Even in case where the processing is very short (hence the CPU is not the bottleneck) - still there's a benefit. It's related to the fact that if you issue several I/O on the same physical device - it has a chance to perform them more efficiently.
For instance, when reading many different sectors from the HD drive you can actually read them all within one disk rotation.
P.S.
And, of course, I'd never thought to do this for 40K lines. The overhead of creating threads, waiting for them to finish, context switches, logic complification, error/failure handling, and etc.
I'd try to do this for a file of at least tens of MBs.
这是一个粒度问题。您的文件很小,需要做的处理很少。一个线程可能可以在一个时间片内吞噬整个文件并在下一个时间片中处理它。两个线程会比一个线程更糟糕。在考虑将并行性作为性能解决方案之前,您需要完成更大的任务。
This is a problem of granularity. You've got a small file, and very little processing to do. One thread can probably gobble the entire file in one time slice and process it in the next. Two threads would be worse than one. You need a much larger task before considering parallelism as a performance solution.
这显然是一个是/否问题,但不知怎的,很少有人能回答是/否:(
我将你的问题简化为“是否可以使用线程来加速IO任务?”
答案是否定的,因为
将 I/O 请求放入队列中, 1GBps,你想读取一个1GB大小的文件,
因为带宽仍然是1GBps。
你可能想把文件分成10个较小的块并使用10个线程来读取,但这没有帮助, 如果您希望在读取文件时从线程中获益,则需要通过购买更多磁盘或使用具有多个队列的磁盘来获得更多 IO 队列。
It's apparently an yes/no question, but somehow few people can answered by yes/no :(
I'll simplify your question to "Is it possible to use threads to speed up IO task?"
The answer is NO, because
For example, if the bandwidth is 1GBps and you want to read a 1GB-size file, it would cost 1 second.
You might want to split the file into 10 smaller chunks and use 10 threads to read, but it doesn't help because the bandwidth is still 1GBps.
If you want to gain benefit from threads when reading files, you'll need more IO queues by buying more disks or use disks that have multiple queues.
我是这样想的。
你有 8 个核心,所以创建 8 个线程。
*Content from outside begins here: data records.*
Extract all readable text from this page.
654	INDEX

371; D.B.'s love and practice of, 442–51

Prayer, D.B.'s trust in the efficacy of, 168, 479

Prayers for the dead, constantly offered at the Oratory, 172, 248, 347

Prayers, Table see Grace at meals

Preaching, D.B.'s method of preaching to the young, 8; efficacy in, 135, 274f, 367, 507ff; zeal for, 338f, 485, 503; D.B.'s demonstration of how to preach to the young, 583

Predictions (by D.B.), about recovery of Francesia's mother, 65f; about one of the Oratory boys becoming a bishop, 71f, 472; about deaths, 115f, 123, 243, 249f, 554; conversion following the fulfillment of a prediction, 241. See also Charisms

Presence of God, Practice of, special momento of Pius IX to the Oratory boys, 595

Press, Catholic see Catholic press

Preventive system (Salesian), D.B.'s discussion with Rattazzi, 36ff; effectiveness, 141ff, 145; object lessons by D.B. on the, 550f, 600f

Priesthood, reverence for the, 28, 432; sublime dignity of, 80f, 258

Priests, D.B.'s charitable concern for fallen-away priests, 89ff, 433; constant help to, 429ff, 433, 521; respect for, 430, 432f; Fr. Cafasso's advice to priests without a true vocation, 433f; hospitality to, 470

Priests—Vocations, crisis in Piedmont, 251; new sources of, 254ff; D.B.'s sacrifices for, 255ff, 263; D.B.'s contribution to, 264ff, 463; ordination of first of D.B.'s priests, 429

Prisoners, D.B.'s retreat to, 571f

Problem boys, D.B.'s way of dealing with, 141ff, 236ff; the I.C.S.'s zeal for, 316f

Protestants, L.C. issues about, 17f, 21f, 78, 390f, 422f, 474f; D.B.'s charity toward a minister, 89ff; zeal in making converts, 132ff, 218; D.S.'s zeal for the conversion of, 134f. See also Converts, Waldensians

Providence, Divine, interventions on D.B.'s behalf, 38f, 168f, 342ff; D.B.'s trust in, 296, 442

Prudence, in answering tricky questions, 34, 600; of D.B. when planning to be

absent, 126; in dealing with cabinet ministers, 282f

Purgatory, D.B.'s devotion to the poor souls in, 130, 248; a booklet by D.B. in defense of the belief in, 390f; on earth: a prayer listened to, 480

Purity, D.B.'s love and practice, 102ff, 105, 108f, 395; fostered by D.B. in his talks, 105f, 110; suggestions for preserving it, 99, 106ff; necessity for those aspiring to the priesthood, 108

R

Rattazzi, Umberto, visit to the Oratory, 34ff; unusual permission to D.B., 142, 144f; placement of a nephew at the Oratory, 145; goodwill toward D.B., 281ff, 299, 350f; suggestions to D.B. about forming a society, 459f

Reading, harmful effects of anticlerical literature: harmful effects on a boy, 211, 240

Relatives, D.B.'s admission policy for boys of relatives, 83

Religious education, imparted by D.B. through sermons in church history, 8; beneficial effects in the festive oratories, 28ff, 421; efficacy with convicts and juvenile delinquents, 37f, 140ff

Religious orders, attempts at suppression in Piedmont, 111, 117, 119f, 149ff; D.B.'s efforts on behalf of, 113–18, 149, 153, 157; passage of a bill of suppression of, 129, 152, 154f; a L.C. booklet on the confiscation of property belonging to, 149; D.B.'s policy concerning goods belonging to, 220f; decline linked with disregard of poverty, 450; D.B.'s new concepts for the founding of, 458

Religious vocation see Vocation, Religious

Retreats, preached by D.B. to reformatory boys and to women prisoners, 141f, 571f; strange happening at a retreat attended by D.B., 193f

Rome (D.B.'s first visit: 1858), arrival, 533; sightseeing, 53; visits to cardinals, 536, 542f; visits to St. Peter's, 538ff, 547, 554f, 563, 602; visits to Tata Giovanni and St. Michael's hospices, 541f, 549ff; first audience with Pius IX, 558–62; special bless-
让每个线程解析文件的一个块。所以你需要获取设备/磁盘块大小。当线程解析一个块时,让该线程解析尚未“分配”给线程的新块。
我的另一个想法是有两个线程。解析线程和仅跨过文件磁盘块的线程,即仅读取每个块的第一个字节,从而强制将文件尽快读入内存。
但是,这可以变成一场竞赛。没有什么比真正的现场跑步更好的了!人们会告诉你! :) 找到合适的价格!
I'm thinking like this.
You have 8 cores, so make 8 threads. Let each thread parse one block of the file. So you need to get the device/disk block size. When a block has been parsed by a thread let the thread parse a new one not yet "assigned" to a thread.
Another idea I have would to have 2 threads. A parsing thread and a thread just stepping over the file's disk blocks, ie just by reading the first byte of each block thus forcing the file to be read into memory as fast as possible.
But, this could be made into a contest. Nothing beats doing real live runs! and people will show you! :) find a suitable price!